Chef Paul Chapman sources the oysters fresh from Ceduna for the most part, and occasionally from New Zealand to avoid the floury texture oysters develop at the end of the season. Squid is sourced from the north-west and the crayfish are plucked from the deep blue all along the WA coast.

For mains, our waitress Sarah (who came topped with a magical Hiroshima-like blast of viciously spiralling blonde curls) brought me the Linguini con Gamberi Aglio Olio - aka linguini with garlic prawns. It was very different from most pasta dishes: a melody of individual flavours rather than a flat fusion - similar to listening to a song and only focusing on one instrument at a time. Like a good salad, the mouth's attention went from ingredient to ingredient, never sure whether capsicum, a pine nut, or an olive will say "ciao" next. The lack of typical red-sludge sauce pushed the seafood and floral scents of the olive oil to the fore; the exact respect that delicate seafood should be afforded, but rarely is.
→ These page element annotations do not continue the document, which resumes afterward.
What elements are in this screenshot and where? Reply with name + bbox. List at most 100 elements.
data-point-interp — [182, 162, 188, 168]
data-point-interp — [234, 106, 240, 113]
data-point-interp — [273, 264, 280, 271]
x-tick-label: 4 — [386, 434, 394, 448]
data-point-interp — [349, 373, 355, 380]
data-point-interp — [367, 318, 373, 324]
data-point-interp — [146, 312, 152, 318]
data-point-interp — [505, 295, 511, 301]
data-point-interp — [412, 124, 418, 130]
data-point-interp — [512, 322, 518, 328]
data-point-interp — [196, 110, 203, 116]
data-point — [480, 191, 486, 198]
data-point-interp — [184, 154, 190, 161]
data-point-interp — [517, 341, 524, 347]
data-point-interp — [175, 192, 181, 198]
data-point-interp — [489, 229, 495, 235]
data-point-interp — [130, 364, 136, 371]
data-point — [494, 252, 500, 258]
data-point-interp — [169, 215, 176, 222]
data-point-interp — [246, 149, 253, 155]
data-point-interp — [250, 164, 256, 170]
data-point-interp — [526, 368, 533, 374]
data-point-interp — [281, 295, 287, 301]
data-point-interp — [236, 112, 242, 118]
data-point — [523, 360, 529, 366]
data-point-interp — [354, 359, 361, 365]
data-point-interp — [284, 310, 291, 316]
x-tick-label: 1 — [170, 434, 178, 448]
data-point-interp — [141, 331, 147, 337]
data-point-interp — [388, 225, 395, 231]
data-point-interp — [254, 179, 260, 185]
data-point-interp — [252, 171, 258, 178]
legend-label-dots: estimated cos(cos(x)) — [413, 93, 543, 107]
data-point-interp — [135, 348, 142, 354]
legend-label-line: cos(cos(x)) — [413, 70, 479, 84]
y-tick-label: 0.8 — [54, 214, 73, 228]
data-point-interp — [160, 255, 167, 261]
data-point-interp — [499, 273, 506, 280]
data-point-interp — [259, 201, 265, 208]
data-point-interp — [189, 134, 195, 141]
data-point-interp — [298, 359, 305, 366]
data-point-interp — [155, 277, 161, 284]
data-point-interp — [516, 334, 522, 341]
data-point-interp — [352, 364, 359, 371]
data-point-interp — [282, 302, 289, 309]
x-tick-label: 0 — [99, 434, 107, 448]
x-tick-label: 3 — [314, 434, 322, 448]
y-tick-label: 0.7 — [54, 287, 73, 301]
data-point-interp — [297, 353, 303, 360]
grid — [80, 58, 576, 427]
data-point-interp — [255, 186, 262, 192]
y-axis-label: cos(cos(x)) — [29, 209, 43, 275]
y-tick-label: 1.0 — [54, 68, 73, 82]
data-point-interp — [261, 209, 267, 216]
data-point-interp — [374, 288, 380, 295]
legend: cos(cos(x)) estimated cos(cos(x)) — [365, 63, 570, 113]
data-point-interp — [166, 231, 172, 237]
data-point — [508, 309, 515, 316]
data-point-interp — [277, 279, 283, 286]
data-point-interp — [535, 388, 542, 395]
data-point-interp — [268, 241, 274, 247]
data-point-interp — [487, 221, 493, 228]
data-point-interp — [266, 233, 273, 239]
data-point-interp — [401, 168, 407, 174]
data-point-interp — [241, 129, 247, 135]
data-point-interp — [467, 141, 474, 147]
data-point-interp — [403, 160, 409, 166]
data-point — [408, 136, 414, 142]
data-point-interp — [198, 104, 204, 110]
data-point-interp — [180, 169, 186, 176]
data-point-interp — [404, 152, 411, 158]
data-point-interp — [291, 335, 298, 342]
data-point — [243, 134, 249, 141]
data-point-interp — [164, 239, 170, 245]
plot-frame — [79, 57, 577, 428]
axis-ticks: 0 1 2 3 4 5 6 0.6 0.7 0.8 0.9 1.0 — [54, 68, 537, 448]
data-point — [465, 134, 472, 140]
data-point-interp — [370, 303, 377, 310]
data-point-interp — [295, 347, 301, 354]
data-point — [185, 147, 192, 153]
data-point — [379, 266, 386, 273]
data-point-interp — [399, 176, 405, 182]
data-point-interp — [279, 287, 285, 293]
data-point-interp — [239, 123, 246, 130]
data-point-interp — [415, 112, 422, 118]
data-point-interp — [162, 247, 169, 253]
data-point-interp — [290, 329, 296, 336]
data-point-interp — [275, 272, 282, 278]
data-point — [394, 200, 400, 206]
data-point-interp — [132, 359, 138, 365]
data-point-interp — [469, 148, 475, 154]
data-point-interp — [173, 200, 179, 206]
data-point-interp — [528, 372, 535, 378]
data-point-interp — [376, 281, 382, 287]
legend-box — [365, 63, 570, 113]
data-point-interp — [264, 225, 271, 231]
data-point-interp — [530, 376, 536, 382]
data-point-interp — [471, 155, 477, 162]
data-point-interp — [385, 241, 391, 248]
Our host Nick Fiore - the epitome of friendly Aussie restaurant professionalism - matched the linguini with a particularly good bottle of Secret Stone Sauvignon Blanc from Marlborough in New Zealand , which was soft with pineapples and lychees hiding among the grass. This wine gave me heady flashbacks to the mango oysters and was well selected to complement the pasta.   Summer is crayfish season, which means some glorious months of eating are at hand. Café del Pescatore's owner, Nick Fiore, assures me that I haven't tasted anything until I try his crayfish. If what I ate today was "nothing", then "something" must surely be unmissable. So bring your bikini or boardies, then swim, surf, or stroll up the sand to Café del Pescatore, lick your fingers, return to the sand and smile.